In Port Moresby on the afternoon of September 15, 1975, the eve of Papua New Guinea Independence, the Australian flag was lowered for the last time as the flag of the Territories of Papua and New Guinea (“British officials flew in to meet Kerr”, October 16). Thousands of residents and many visiting dignitaries witnessed the ceremony at the Sir Hubert Murray Stadium, including Australian Prime Minister, Gough Whitlam, Prince Charles and Lord Mountbatten.
It was an emotionally charged moment. There were many tears of sadness for the past and of joy for the future amongst the huge crowd of Papua New Guineans attending.
That evening Sir John Kerr was the guest of Sir John Guise, at Government House. At midnight, PNG became Independent. Eight weeks later, Sir John Kerr dismissed Prime Minister Whitlam.
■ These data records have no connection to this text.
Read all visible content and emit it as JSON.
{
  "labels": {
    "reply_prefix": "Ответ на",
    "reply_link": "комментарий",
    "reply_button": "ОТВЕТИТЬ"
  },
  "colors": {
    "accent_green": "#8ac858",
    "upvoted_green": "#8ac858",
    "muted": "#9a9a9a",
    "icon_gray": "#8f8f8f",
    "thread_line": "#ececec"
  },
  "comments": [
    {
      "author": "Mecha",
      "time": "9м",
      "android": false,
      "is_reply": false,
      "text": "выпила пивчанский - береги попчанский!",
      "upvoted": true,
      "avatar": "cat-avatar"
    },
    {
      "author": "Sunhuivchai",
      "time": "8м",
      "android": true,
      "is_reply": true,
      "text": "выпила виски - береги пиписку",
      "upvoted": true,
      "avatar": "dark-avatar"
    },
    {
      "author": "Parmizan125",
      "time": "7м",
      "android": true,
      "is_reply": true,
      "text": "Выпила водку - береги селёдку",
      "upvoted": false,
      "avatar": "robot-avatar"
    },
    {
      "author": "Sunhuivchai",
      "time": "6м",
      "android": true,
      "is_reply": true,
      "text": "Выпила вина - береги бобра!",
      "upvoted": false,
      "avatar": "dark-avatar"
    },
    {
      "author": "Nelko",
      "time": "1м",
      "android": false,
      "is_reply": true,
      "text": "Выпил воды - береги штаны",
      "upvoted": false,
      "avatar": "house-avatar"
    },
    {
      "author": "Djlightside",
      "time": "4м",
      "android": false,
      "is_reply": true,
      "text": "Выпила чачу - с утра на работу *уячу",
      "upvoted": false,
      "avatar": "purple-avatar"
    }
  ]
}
At Independence, I was appointed Secretary of the National Executive Council (NEC). After each NEC meeting, I delivered to Sir John Guise, recommendations on statutory regulations and appointments that would be brought into effect by the Governor-Generals’ signature. In practice, I briefed Sir John on the background to these matters. After the first such session following the Whitlam dismissal, Sir John Guise informed me on a personal basis that he thought Sir John Kerr had made the wrong decision. He went on to tell me that, on the night of Independence Sir John Kerr discussed with him at great length the powers of the Governor-General to dismiss a Prime Minister. Was Sir John Kerr simply briefing his PNG counterpart on his powers under the new constitution? Or did this discussion indicate that Sir John Kerr, two months prior to taking action, was already intensely interested in his own powers of dismissal? While we may never know for sure, the recent disclosure (SMH, October 16) that senior UK officials met with Sir John Kerr a month before the dismissal, could be seen to reinforce the latter view.